L’Union européenne s’apprête à franchir une étape décisive dans la modernisation de ses dispositifs de cybersécurité. Selon le Financial Times, la société américaine Anthropic, spécialisée dans l’intelligence artificielle, a proposé à Bruxelles l’accès à son nouveau modèle « Mythos », une IA réputée aussi performante que controversée. Conçue pour identifier et corriger des failles logicielles à une vitesse inégalée, Mythos fascine autant qu’elle inquiète, sur fond de craintes de cyberattaques et de dépendance technologique accrue.
Les négociations s’inscrivent dans un contexte de tensions croissantes autour de la souveraineté numérique et de la sécurité des systèmes critiques européens, alors que les infrastructures stratégiques sont de plus en plus ciblées par des attaques sophistiquées. La nature ultra-performante de Mythos, initialement jugée trop puissante pour une diffusion publique, a déjà suscité des réserves au sein même de la communauté du renseignement américain, soucieuse de ne pas voir l’outil tomber entre de mauvaises mains.
L’agence européenne de cybersécurité ENISA a confirmé être en pourparlers avec Anthropic. L’objectif : permettre à l’UE de rejoindre le programme « Glasswing », un cercle restreint de grandes entreprises américaines exposées à des risques cyber majeurs – Apple, Amazon, Google ou JP Morgan en font partie. En déplacement à San Francisco, une délégation de la Commission européenne a salué cette ouverture mais souhaite « mieux comprendre les risques » associés à l’IA, selon Thomas Regnier, porte-parole de la Commission.
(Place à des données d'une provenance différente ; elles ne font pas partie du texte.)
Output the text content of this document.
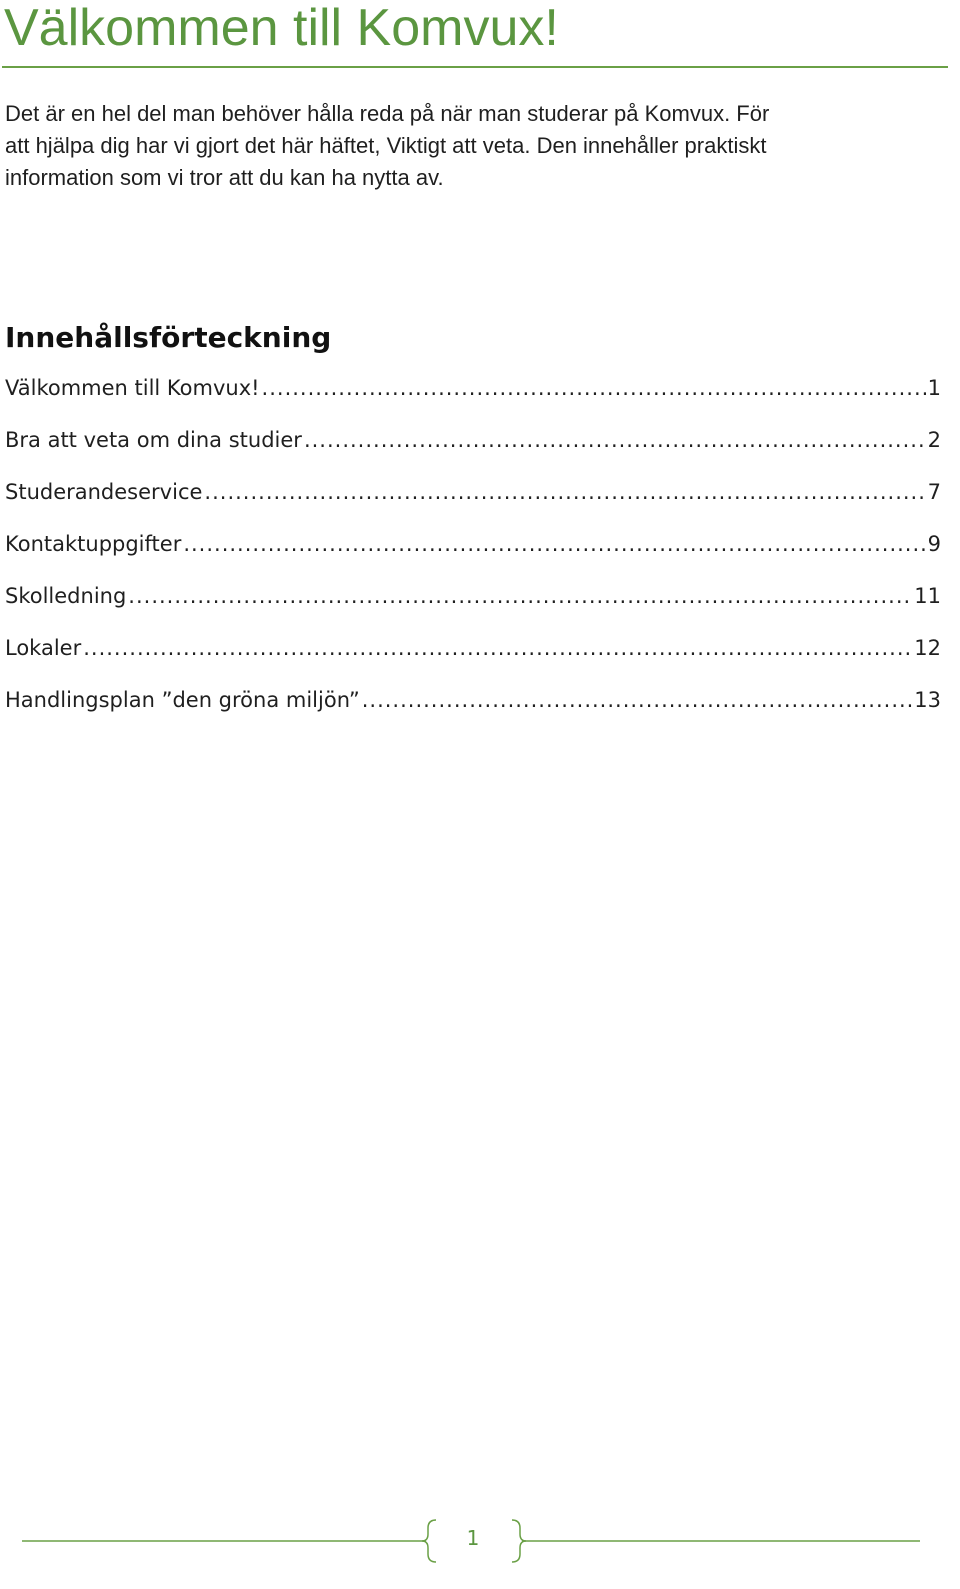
Välkommen till Komvux!

Det är en hel del man behöver hålla reda på när man studerar på Komvux. För
att hjälpa dig har vi gjort det här häftet, Viktigt att veta. Den innehåller praktiskt
information som vi tror att du kan ha nytta av.

Innehållsförteckning
Välkommen till Komvux! .....	1
Bra att veta om dina studier .....	2
Studerandeservice .....	7
Kontaktuppgifter .....	9
Skolledning .....	11
Lokaler .....	12
Handlingsplan ”den gröna miljön” .....	13
1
Reste que l’arrivée potentielle de Mythos sur le Vieux Continent soulève de nombreuses questions économiques et stratégiques. L’accès d’une entreprise américaine aux systèmes et aux données des États membres interroge sur la maîtrise de la souveraineté numérique européenne. Pour certains observateurs, le recours à de puissantes IA américaines menace d’ancrer une situation de dépendance technologique durable, dans un secteur déjà marqué par la domination de quelques géants. Cette relation asymétrique rappelle la nécessité, pour les institutions européennes comme pour les investisseurs privés, de ne pas surexposer leurs ressources stratégiques et patrimoniales à un seul canal technologique.
Ces interrogations s’inscrivent dans une période marquée par l’incertitude économique, où l’envolée de l’inflation, la hausse des taux d’intérêt et la volatilité des marchés financiers plaident pour une diversification accrue des stratégies de protection – qu’il s’agisse de l’épargne institutionnelle ou privée. Si la cybersécurité devient un actif vital, certains analystes rappellent que les crises récentes ont aussi souligné les limites du tout-numérique et de la concentration de la valeur dans les seules infrastructures informatiques. Dans ce paysage mouvant, l’intérêt pour les actifs tangibles – or, immobilier, pièces de collection, voire places de parking ou montres rares – traduit la quête de matériel et de stabilité face à la fragilité potentielle du cyberespace.
Le débat auquel font face les dirigeants européens rappelle la nécessité de concilier attractivité technologique et gestion du risque, avec pour enjeu l’équilibre entre l’innovation et l’autonomie stratégique. L’exemple du Royaume-Uni, qui a déjà évalué Mythos via l’Institute for AI Safety, ou la collaboration entre Anthropic et les agences américaines, démontre l’intérêt grandissant des puissances publiques pour ces outils – tout en soulignant la sensibilité politique de leur contrôle. Outre-Atlantique, la Maison-Blanche elle-même s’est montrée frileuse à l’idée d’ouvrir l’accès à Mythos à de nouveaux acteurs, invoquant des exigences de sécurité nationale rarement débattues sur la place publique.
La perspective d’une Europe équipée d’une IA américaine aussi puissante inquiète jusque dans les rangs de la tech française. Lors d’une récente audition à l’Assemblée nationale, Arthur Mensch, PDG de Mistral AI, appelait à « maîtriser cette technologie » et à éviter toute situation où le code source des systèmes sensibles français serait analysé par un acteur extérieur, insistant sur le risque d’un verrouillage irréversible de la souveraineté européenne. Mistral AI envisage de développer son propre modèle concurrent, illustrant l’ambition d’un renforcement de l’autonomie stratégique du continent en matière technologique.
Face à la montée des risques cyber, les enjeux de gouvernance internationale, d’équilibre des forces et de protection des infrastructures critiques deviennent centraux pour l’économie européenne. À l’heure où la diversification des actifs apparaît comme une variable-clé pour la protection patrimoniale, l’Union européenne se retrouve à un carrefour : celui du choix entre puissance extérieure et autonomie, centralisation technologique et robustesse diversifiée.